Tissue Regenix Group PLC (LON:TRX) has secured a US$629,000 loan backed by the US government to assist the firm with the potential impact of the coronavirus pandemic on its business. The regenerative medical device specialist said it will use the funds to support employee payroll, healthcare, utilities and rent payments within the US over the next two months, criteria which means the loan will not require repayment in the future. Tissue Regenix also issued an update on trading to March 31, reporting that revenues for its first quarter have increased 18% year-on-year and that it had a cash balance of £1.7mln, enough to fund it until at least the end of the second week of May.

Eden Research plc (LON:EDEN), a company focused on sustainable biopesticides for use in global crop protection, animal health and consumer products industries, has unveiled the appointment of Dr. Michael Carroll as its Director of Regulatory Affairs. In a statement, the AIM-quoted firm noted that Carroll is a leading figure in the field of crop protection products development and registration and brings international experience to its team having worked in the UK, Germany, Belgium and the USA, with over 30 years’ experience gained in the agrochemical industries.  For the past year, the company said, he has been working for TSG Consulting (LON:SAG) an AIM-quoted Science Group company that provides regulatory and scientific support to chemical companies around the world.

Union Jack Oil PLC (LON:UJO) has told investors that its partner Rathlin Energy is safely advancing site operations at the West Newton B (WNB) property, in preparation for a future well programme. The company said Rathlin is conducting this work in compliance with the landowner and regulatory agreements, and consistent with government guidance during the coronavirus (COVID-19) pandemic. It is also being done under planning permissions granted back in 2015.

Ceres Power Holdings PLC (LON:CWR) said its Chinese partner and investor in the business has opted to maintain the size of its stake in the fast-growing fuel cells group. Weichai Power has bought 3.49mln shares for £11.2mln, maintaining its holding at 20%. It did so after Bosch in January increased its Ceres investment to 18% of the AIM-listed business by acquiring shares worth £38mln.

Columbus Energy Resources PLC (LON:CERP) has revealed details of a number of cost-cutting measures aimed at cash and capital preservation amid the coronavirus crisis. In a statement, Columbus said its executive management won’t receive cash salaries for at least three months, while employee salaries will be reduced by 40% for at least three months, headcount will be reduced by 15% and the company will cease non-essential capital spending.

Echo Energy PLC (LON:ECHO) has told investors it is adapting its production operation in Argentina to focus on gas, and, at the same time, it is taking steps to cut costs. The moves come amidst the coronavirus pandemic and weak oil prices, with an expectation of higher gas prices as the southern hemisphere moves into the autumn and winter. The company noted that it has just extended an existing gas contract with a key customer for two further months, covering peak volumes of 4.77mln cubic feet of gas per day in June 2020, which secures an advantageous price of US$4.2 per mmbtu.

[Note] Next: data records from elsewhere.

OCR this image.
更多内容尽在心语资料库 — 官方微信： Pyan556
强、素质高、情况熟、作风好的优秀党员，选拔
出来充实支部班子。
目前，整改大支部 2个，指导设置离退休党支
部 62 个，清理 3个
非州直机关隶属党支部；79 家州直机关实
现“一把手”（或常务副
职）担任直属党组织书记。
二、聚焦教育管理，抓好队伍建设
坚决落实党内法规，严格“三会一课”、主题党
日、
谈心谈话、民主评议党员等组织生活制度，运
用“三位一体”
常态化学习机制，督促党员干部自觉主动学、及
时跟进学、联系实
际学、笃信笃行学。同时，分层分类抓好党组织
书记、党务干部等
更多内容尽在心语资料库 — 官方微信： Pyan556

Strategic Minerals PLC (LON:SML) said it has increased underlying sales at its Cobre iron ore tailings project in New Mexico by almost 9% for the twelve-month period to March in spite of the coronavirus pandemic. The Cobre operation introduced social distancing measures early, which has allowed it to stay open even though the copper mine next door has closed temporarily. Strategic said its revenues in the three months to March were US$764,000, or US$2.7mln on a rolling basis compared to US$554,000 or US$2.5mln a year earlier.